O gênio português, Fernando Pessoa, sabia recorrer sem culpa à negação dupla: “Não sou nada. Nunca serei nada. Não posso querer ser nada.”.

10 - Não devemos dizer “espaço de tempo”

Este boato ingênuo deriva da crença de que não é possível misturar “tempo e espaço” porque são categorias diferentes, o que tornaria “espaço de tempo” um contrassenso.

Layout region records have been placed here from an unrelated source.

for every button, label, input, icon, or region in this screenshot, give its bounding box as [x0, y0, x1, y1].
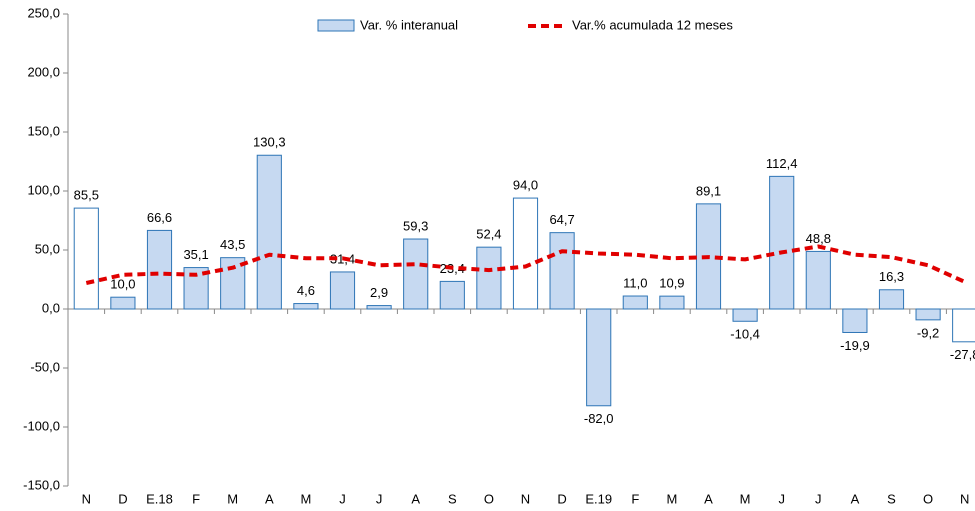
bar [769, 175, 795, 310]
bar [842, 308, 868, 333]
data-label: 43,5 [220, 237, 245, 252]
bar [952, 308, 975, 343]
data-label: 10,0 [110, 277, 135, 292]
x-tick-label: J [376, 491, 383, 506]
legend: Var. % interanual Var.% acumulada 12 mes… [317, 17, 733, 32]
x-tick-label: M [300, 491, 311, 506]
bar [732, 308, 758, 322]
x-tick-label: A [265, 491, 274, 506]
data-label: 48,8 [806, 231, 831, 246]
bar [805, 250, 831, 310]
x-tick-label: E.19 [585, 491, 612, 506]
y-tick-label: -100,0 [23, 418, 60, 433]
x-tick-label: N [82, 491, 91, 506]
x-tick-label: A [704, 491, 713, 506]
bar [403, 238, 429, 310]
legend-label: Var.% acumulada 12 meses [572, 17, 733, 32]
data-label: 52,4 [476, 227, 501, 242]
x-tick-label: D [118, 491, 127, 506]
data-label: 16,3 [879, 269, 904, 284]
x-tick-label: E.18 [146, 491, 173, 506]
bar [622, 295, 648, 310]
x-tick-label: M [227, 491, 238, 506]
bar [476, 246, 502, 310]
data-label: 2,9 [370, 285, 388, 300]
data-label: 64,7 [549, 212, 574, 227]
bar [329, 271, 356, 310]
x-tick-label: N [521, 491, 530, 506]
bar [439, 280, 465, 310]
y-tick-label: 0,0 [42, 300, 60, 315]
data-label: 130,3 [253, 135, 286, 150]
bar [586, 308, 612, 407]
y-tick-label: -50,0 [30, 359, 60, 374]
data-label: 59,3 [403, 218, 428, 233]
data-label: 10,9 [659, 276, 684, 291]
x-tick-label: M [740, 491, 751, 506]
x-tick-label: N [960, 491, 969, 506]
bar [549, 232, 575, 310]
data-label: -9,2 [917, 325, 939, 340]
data-label: 11,0 [623, 275, 647, 290]
data-label: 94,0 [513, 178, 538, 193]
bar [73, 207, 99, 310]
data-label: 35,1 [183, 247, 208, 262]
x-tick-label: F [631, 491, 639, 506]
line [85, 244, 966, 285]
bar [878, 289, 905, 310]
bar [256, 154, 282, 310]
data-label: -10,4 [730, 327, 760, 342]
data-label: 85,5 [74, 188, 99, 203]
x-tick-label: O [484, 491, 494, 506]
bar [915, 308, 941, 321]
y-tick-label: 200,0 [27, 64, 60, 79]
x-tick-label: O [923, 491, 933, 506]
bar [659, 295, 685, 310]
data-label: -27,8 [950, 347, 975, 362]
y-tick-label: 100,0 [27, 182, 60, 197]
data-label: 4,6 [297, 283, 315, 298]
data-label: 89,1 [696, 183, 721, 198]
y-tick-label: 50,0 [35, 241, 60, 256]
legend-swatch [317, 19, 355, 32]
y-tick-label: -150,0 [23, 477, 60, 492]
bar [366, 305, 392, 310]
data-label: -82,0 [584, 411, 614, 426]
x-tick-label: F [192, 491, 200, 506]
legend-label: Var. % interanual [360, 17, 458, 32]
y-tick-label: 150,0 [27, 123, 60, 138]
bar [110, 296, 136, 310]
x-tick-label: S [448, 491, 457, 506]
x-tick-label: J [339, 491, 346, 506]
x-tick-label: D [557, 491, 566, 506]
x-tick-label: S [887, 491, 896, 506]
y-tick-label: 250,0 [27, 5, 60, 20]
x-tick-label: J [778, 491, 785, 506]
bar [293, 303, 319, 310]
x-tick-label: J [815, 491, 822, 506]
x-tick-label: A [411, 491, 420, 506]
data-label: 112,4 [766, 156, 798, 171]
bar [146, 229, 173, 310]
bar [512, 197, 539, 310]
x-tick-label: A [851, 491, 860, 506]
data-label: 66,6 [147, 210, 172, 225]
x-tick-label: M [666, 491, 677, 506]
data-label: -19,9 [840, 338, 870, 353]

A palavra “espaço” possui diversas acepções, entre elas: “período ou intervalo de tempo”. Nesse caso, em vez de um contrassenso, teríamos uma redundância? Nada disso. Se espaço é uma palavra com vários sentidos, estamos apenas deixando claro que nos referimos ao espaço “de tempo”, e não aos outros espaços possíveis. Por outro lado, constituem, sim, redundâncias as expressões “prazo de tempo” ou “período de tempo”, porque as palavras “prazo” e “período” já se referem a tempo.

Fontes:

www.certaspalavras.net
Dicionário de dificuldades da língua portuguesa, de Domingos Paschoal Cegalla.
Suma Gramatical da Língua Portuguesa, de Carlos Nougué.